Financial and volunteer support to preserve the unique ecology and cultural heritage of Fakahatchee Strand Preserve State Park and to educate the public about its importance.

Fakahatchee swampwalk reflections

Bruce Bunch June 25, 2015 News and Events

A well-disguised gator patrols Fakahatchee strand. (Photo by Quinn Hiaasen)

By Quinn Hiaasen

The Fakahatchee Strand Preserve is a wetland in the Florida Everglades. Recently we had the treat of visiting this wild place. It is one of the most biologically rich places in the United States, and contains many species that are found nowhere else in North America.
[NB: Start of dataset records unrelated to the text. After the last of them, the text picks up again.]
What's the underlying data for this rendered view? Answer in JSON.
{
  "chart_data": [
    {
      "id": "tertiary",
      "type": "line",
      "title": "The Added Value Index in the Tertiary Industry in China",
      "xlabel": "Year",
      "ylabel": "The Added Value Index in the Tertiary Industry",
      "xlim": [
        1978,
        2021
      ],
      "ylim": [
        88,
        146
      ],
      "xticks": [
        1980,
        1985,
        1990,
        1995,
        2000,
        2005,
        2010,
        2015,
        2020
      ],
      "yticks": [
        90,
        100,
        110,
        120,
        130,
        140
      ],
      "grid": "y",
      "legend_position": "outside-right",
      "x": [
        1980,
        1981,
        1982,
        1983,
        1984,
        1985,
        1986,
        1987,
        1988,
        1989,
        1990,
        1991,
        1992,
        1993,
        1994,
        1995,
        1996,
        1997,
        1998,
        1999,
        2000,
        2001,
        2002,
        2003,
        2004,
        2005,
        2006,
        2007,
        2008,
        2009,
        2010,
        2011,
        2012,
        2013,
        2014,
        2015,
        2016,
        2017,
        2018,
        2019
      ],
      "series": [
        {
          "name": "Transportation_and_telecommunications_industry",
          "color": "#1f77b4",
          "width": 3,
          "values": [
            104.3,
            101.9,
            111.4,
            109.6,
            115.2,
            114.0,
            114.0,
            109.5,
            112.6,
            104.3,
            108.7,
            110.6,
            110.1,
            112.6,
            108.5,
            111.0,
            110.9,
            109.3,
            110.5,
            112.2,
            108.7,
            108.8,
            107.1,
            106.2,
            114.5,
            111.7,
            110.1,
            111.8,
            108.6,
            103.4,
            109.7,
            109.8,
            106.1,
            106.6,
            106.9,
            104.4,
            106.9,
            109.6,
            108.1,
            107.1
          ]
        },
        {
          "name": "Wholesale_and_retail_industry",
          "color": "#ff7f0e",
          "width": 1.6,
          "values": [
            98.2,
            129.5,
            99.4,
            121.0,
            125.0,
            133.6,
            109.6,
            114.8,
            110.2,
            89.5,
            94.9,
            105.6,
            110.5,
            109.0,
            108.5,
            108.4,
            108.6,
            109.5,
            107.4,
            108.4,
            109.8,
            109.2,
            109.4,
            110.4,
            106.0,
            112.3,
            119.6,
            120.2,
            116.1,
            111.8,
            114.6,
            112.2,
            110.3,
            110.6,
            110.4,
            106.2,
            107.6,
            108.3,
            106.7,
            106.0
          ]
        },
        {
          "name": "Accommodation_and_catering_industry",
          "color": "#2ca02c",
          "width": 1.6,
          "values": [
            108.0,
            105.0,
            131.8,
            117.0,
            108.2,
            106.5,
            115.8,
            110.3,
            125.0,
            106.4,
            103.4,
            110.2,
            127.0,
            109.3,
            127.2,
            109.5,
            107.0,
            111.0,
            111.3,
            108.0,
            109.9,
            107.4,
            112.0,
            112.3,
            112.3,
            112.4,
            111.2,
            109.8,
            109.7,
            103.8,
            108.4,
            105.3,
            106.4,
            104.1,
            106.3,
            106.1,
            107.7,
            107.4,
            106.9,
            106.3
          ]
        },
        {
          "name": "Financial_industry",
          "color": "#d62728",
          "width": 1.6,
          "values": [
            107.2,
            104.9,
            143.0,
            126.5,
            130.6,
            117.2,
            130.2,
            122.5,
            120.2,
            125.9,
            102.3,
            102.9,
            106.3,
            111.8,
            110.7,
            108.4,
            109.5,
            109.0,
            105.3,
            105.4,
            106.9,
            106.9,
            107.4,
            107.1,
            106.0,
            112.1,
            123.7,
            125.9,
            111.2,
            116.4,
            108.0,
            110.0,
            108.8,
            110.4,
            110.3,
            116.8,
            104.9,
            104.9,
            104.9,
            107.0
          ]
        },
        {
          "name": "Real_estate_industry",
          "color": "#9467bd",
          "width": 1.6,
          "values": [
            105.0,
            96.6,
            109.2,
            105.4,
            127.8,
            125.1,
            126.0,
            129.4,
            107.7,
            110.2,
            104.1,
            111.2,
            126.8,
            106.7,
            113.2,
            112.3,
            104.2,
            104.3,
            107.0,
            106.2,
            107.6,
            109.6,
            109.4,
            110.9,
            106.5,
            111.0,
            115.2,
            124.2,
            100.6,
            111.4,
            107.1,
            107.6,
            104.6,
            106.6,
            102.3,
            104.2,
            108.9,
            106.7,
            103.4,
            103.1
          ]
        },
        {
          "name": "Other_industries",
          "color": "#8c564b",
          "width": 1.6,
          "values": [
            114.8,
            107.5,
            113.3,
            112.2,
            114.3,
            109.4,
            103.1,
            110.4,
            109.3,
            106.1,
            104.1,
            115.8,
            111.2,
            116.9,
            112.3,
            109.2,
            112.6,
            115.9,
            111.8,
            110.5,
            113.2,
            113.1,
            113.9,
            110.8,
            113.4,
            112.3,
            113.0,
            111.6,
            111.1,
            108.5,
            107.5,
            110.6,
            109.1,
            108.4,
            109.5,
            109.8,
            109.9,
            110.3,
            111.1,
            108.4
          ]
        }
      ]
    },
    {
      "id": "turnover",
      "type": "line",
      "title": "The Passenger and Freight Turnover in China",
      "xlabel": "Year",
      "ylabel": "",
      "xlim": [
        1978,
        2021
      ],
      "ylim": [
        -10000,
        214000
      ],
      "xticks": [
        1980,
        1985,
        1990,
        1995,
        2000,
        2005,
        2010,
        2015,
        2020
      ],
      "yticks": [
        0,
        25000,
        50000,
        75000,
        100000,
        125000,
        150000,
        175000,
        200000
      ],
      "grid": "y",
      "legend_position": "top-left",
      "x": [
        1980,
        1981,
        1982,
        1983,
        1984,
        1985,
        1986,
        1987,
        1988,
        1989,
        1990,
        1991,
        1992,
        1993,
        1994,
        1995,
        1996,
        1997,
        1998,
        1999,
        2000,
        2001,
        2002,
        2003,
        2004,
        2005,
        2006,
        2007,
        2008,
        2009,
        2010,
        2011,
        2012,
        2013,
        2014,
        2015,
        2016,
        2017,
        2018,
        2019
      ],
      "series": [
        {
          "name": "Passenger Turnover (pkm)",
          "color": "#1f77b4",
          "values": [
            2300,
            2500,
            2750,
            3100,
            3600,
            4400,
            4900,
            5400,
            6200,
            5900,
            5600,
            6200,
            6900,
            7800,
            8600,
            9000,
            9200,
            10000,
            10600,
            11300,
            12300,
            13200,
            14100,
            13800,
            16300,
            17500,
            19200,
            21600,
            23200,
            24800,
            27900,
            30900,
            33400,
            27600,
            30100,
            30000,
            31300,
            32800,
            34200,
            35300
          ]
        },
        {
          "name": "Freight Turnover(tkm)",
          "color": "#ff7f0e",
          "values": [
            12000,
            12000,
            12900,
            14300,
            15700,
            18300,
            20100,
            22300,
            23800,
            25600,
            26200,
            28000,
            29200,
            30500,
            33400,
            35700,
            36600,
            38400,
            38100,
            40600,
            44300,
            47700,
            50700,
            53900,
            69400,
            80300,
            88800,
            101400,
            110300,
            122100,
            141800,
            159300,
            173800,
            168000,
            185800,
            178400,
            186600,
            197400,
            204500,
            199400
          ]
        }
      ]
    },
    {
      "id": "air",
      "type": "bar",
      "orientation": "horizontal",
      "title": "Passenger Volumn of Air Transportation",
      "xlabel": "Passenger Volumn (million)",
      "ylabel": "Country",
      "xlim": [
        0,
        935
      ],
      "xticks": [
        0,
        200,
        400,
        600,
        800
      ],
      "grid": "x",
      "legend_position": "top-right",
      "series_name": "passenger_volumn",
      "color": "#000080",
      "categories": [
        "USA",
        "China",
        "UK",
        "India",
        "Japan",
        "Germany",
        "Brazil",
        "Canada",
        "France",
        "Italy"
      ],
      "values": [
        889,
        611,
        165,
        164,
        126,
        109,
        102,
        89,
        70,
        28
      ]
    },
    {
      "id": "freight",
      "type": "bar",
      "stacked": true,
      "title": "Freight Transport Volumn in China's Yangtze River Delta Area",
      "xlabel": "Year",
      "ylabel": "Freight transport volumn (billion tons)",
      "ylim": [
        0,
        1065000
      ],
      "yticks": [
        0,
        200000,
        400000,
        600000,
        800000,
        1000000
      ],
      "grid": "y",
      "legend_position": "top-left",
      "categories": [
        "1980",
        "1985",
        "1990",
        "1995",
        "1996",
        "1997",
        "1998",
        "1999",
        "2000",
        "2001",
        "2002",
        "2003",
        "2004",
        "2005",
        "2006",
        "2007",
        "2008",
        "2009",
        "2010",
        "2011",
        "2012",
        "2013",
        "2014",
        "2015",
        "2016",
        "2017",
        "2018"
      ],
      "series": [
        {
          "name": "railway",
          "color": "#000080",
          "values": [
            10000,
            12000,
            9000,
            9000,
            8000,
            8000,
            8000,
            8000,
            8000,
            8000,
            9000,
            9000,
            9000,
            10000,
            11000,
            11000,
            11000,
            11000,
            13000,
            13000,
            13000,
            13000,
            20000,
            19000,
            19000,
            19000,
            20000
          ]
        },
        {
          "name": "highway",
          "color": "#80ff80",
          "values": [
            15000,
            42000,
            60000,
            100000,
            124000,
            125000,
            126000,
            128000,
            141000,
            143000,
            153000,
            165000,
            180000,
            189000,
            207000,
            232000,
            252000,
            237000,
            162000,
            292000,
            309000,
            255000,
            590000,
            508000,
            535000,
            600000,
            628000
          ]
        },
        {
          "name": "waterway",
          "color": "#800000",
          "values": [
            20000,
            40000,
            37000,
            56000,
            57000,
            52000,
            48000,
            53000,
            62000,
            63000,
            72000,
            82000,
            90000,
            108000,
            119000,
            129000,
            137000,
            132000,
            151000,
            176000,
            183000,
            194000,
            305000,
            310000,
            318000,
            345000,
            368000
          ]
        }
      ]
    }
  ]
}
I have always loved nature, and being in the middle of it. The silence and serene qualities of the “middle of nowhere” are very intriguing to me. The swamp was quite literally, the “middle of nowhere”. I was blown away by how small you suddenly feel as you walk deeper into the swamp. Its beauty can pull you further and further into it, and before you know it, you are lost in a seemingly endless landscape of marsh.

As a photographer, the Fakahatchee Strand was the most dramatic environment I have ever been in. Light refracts through the water vapor rising off of the saturated marsh floor, casting long shadows behind trees and plants. Fallen cypress stumps display their ancient architecture that has been etched into their wood by hundreds of years of enduring the watery domain. Water droplets cling to the leaves of bromeliads as a morning dew settles on the plant. Ferns and orchids attach themselves to trunks of pond apple trees. Alligators bask beneath a layer of green slime, patiently waiting for their next meal. There seemed to be an endless number of frames to capture, every square foot of the swamp was special in its own way. I soon realized, however, that I had to pace myself and look for the things that you may walk by without even noticing.

It was an incredible trip. I have come away with some amazing photographs, as well as fond memories. Someday I hope to go into this swamp again, and continue to explore more of the 80,000 acres of wilderness.